I have started using Ansible lately for some other maintenance tasks and I have found it to be a very easy way of defining the desired environment on servers and workstations. When combined with Vagrant, it makes it extremely easy to build up an environment with Ansible on the virtual machine that Vagrant makes available. This environment can then be tested thoroughly and the Ansible playbook can be applied to the actual server or workstation.

Ansible setup of Gitolite in Emacs

Ansible seems to be targeting situations where many servers have to be managed but I think it can be useful for simple setups like mine. I put together a little Ansible playbook that takes care of installing the right packages, installing the configuration files, and so on.

Building the site automatically

At this point I had two things left that I wanted to incorporate in this setup:

  1. Automatically rebuild the Jekyll site when the corresponding Git repository is pushed to. This would make deploying the site a simple git push which is pretty cool.
  2. I have been hearing about Docker for a while and I was curious what it could be used for, so I decided that purely as a learning experience, I should try to use Docker in this setup.

First, the web server is fairly easy to run in a Docker container. There is an official Nginx docker container and the setup is as simple as mounting the desired configuration file inside the container and connecting port 80 to the outside. I think it would also be possible to create a derived container with the configuration file inside of it but that makes more sense when you have to deploy the same setup to multiple servers.

The next part is little bit more tricky. I wanted to run jekyll build in response to a git push to the server so obviously I would need a hook in the Git repository. I am using Gitolite to manage the Git repositories and it allows me to easily define a post-receive hook which is the hook that should be used for this kind of thing.

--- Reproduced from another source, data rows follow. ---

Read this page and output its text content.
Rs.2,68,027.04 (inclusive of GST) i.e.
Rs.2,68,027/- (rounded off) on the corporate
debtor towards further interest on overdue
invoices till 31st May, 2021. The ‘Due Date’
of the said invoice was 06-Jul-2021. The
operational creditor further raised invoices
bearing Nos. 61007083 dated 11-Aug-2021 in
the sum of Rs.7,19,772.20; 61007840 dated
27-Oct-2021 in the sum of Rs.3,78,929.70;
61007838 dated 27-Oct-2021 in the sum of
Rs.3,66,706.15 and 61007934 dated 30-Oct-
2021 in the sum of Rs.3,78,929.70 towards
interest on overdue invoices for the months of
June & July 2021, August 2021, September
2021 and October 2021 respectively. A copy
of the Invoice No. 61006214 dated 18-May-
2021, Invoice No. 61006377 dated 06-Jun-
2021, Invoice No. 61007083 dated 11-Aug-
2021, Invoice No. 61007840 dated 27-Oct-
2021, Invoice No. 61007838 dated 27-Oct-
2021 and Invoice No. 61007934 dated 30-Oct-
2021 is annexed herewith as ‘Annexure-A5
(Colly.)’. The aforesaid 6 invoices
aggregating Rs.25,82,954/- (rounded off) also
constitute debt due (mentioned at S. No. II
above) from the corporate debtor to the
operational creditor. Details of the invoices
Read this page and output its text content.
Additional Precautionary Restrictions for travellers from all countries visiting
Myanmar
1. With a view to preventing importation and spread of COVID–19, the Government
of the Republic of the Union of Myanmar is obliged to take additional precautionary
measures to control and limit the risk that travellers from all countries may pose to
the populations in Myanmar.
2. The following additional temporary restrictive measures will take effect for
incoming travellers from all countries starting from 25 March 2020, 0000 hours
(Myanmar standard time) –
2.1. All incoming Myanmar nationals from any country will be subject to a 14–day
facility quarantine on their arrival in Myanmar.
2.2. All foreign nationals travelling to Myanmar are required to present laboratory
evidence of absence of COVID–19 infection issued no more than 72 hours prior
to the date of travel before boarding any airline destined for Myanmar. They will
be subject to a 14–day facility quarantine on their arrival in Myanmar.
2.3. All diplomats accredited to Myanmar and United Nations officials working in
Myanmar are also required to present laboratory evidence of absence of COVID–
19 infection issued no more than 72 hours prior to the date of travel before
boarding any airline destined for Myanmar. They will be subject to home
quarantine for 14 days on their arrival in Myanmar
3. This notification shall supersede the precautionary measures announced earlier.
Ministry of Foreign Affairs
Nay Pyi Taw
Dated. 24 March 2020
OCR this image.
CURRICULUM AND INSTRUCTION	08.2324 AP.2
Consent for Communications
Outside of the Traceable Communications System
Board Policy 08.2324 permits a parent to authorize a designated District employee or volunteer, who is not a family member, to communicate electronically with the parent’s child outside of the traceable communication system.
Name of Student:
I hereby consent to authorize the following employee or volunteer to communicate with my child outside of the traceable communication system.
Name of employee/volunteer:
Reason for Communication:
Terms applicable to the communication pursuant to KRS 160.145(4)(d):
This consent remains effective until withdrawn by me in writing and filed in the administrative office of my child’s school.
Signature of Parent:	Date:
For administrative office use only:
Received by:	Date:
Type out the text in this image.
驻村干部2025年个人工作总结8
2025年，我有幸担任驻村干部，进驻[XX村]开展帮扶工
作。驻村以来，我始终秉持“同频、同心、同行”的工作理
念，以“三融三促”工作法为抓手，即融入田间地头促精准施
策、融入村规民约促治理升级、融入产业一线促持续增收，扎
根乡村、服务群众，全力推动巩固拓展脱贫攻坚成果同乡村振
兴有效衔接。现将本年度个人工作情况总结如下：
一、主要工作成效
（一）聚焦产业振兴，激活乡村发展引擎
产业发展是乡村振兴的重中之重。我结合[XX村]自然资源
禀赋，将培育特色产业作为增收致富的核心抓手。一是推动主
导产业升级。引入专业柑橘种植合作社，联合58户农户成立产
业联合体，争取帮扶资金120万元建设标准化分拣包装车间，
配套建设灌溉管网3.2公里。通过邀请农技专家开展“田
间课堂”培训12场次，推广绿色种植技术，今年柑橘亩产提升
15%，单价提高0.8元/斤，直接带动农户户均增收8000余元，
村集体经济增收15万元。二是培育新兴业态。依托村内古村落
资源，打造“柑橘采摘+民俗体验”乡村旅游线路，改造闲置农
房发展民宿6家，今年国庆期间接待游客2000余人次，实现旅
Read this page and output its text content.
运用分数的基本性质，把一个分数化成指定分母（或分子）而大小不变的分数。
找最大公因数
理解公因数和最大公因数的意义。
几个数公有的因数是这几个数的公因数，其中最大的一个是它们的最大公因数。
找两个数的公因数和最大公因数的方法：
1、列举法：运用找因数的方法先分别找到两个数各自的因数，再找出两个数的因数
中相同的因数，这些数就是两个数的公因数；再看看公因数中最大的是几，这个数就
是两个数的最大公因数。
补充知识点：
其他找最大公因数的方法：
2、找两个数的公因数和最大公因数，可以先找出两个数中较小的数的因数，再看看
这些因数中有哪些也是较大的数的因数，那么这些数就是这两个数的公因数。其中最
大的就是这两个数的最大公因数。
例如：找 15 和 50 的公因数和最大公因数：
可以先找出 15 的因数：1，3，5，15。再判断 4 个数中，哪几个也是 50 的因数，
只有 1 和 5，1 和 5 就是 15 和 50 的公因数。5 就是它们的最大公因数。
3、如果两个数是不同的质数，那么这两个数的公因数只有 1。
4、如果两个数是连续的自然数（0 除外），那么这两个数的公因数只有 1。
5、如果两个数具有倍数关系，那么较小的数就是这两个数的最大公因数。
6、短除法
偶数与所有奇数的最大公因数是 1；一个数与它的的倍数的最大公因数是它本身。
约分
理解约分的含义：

I considered a few different solutions for what to actually do with the Git hook. The most simple solution would be to just run the Jekyll build right there from the Git hook but then the git user needs write access to the web server directory and that feels wrong. I would probably have gone for this solution if I had not already decided that I wanted to see what Docker could do. Instead I decided to go for a more flexible setup.

I started up a RabbitMQ container and wrote a small post-receive hook to send a message to the RabbitMQ process. Using Gitolite, I installed this hook as the default hook for all my Git repositories. This means that I can now simply subscribe to RabbitMQ if I want to react to any push to my Git repositories.


Next, I created a Docker container that links to the RabbitMQ container, listening for pushes to the Jekyll site repository. When a push is detected, the repository is cloned and the site is rebuilt. I call this the Jekyllbuilder. There is also a prebuilt docker image at the Docker Hub. This container can easily be linked to RabbitMQ container and at the same time it can import the volume from the Nginx container, making it possible for the Jekyllbuilder to automatically deploy the newly built site to the web server. I took some inspiration from this JekyllBot for the code.

Jekyllbuilder Docker logs

After putting all of these parts together in the Ansible playbook, it was simple to test it out on a Vagrant box. When I was satisfied, I booted up a new AWS instance, ran the Ansible playbook on that instance, and everything was then ready to go simply by pointing the DNS entries to the new instance.